I wrote "this Saturday" and got it wrong. To me 'on Saturday' and 'this Saturday' are synonymous.


https://www.duolingo.com/profile/richard711603

I agree. I used the same thought process.
I found, for this course, they usually use 这个 (zhe ge) when they want you to say 'this'. If I do not see 这个 then I leave out the word 'this'. Sometimes they want it anyway.


https://www.duolingo.com/profile/Hsn626796

个 comes only if "this 这" is followed by a noun. Otherwise, a plain "this 这" used as pointing out something doesn't use 个 。


https://www.duolingo.com/profile/Hsn626796

Just stick with what they want you to translate


https://www.duolingo.com/profile/OneWeekata

There is nothing in this sentence that specifically implies will. I took it to mean, they have dinner at 8 on Saturday. Meaning, that's what time they eat dinner that day. Almost like a habit.


https://www.duolingo.com/profile/richard711603

The character 会 can be used to indicate future actions. Look at the tips for 'Time 2'.


https://www.duolingo.com/profile/KennethVog1

What is wrong with Saturday evening?


https://www.duolingo.com/profile/richard711603

Duo did not use 星期六晚上, so they are not expecting 'evening' in the answer. Although, a lot of people would say it.

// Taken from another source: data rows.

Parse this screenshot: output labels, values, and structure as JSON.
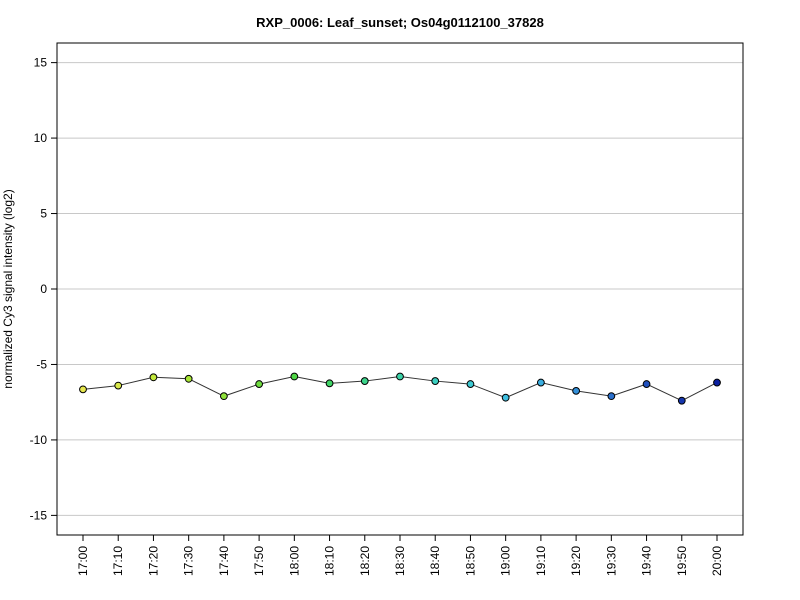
{
  "chart_data": {
    "type": "line",
    "title": "RXP_0006: Leaf_sunset; Os04g0112100_37828",
    "xlabel": "",
    "ylabel": "normalized Cy3 signal intensity (log2)",
    "ylim": [
      -16.3,
      16.3
    ],
    "yticks": [
      15,
      10,
      5,
      0,
      -5,
      -10,
      -15
    ],
    "grid": "horizontal",
    "categories": [
      "17:00",
      "17:10",
      "17:20",
      "17:30",
      "17:40",
      "17:50",
      "18:00",
      "18:10",
      "18:20",
      "18:30",
      "18:40",
      "18:50",
      "19:00",
      "19:10",
      "19:20",
      "19:30",
      "19:40",
      "19:50",
      "20:00"
    ],
    "values": [
      -6.65,
      -6.4,
      -5.85,
      -5.95,
      -7.1,
      -6.3,
      -5.8,
      -6.25,
      -6.1,
      -5.8,
      -6.1,
      -6.3,
      -7.2,
      -6.2,
      -6.75,
      -7.1,
      -6.3,
      -7.4,
      -6.2
    ],
    "point_colors": [
      "#e6e64d",
      "#d9e84a",
      "#c2e83b",
      "#a8e636",
      "#8fe23a",
      "#6fdc3f",
      "#4fd646",
      "#3fd465",
      "#3cd38a",
      "#3bd2a8",
      "#3bcfc0",
      "#3dc9d2",
      "#3fbfe0",
      "#3aaee0",
      "#338fd8",
      "#2a6fcc",
      "#2050bd",
      "#1636ad",
      "#0a1fa0"
    ],
    "line_color": "#333333",
    "grid_color": "#c8c8c8"
  }
}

https://www.duolingo.com/profile/TroyCurtis1

I wrote "They will eat dinner Saturday at 8:00" and got it wrong because I didn't say "on Saturday."


https://www.duolingo.com/profile/PikaSaiyan3

Complete stupidity.Period. They will EAT dinner at 8 on Saturday NOT JUST HAVE. Complete Stupidity. There are 2 ways to say this sentence not just one way.


https://www.duolingo.com/profile/Carl144

Have and eat are synonymous in the context, I would agree, but dud me take a chill pill. This is still a beta version of a free language course online. Take it easy


https://www.duolingo.com/profile/MasonSalda

That's a lot of languages you have learned under your belt? How long has the accumulation of all of these lessons taken you? Looks like 2 years at least from your day streak meter.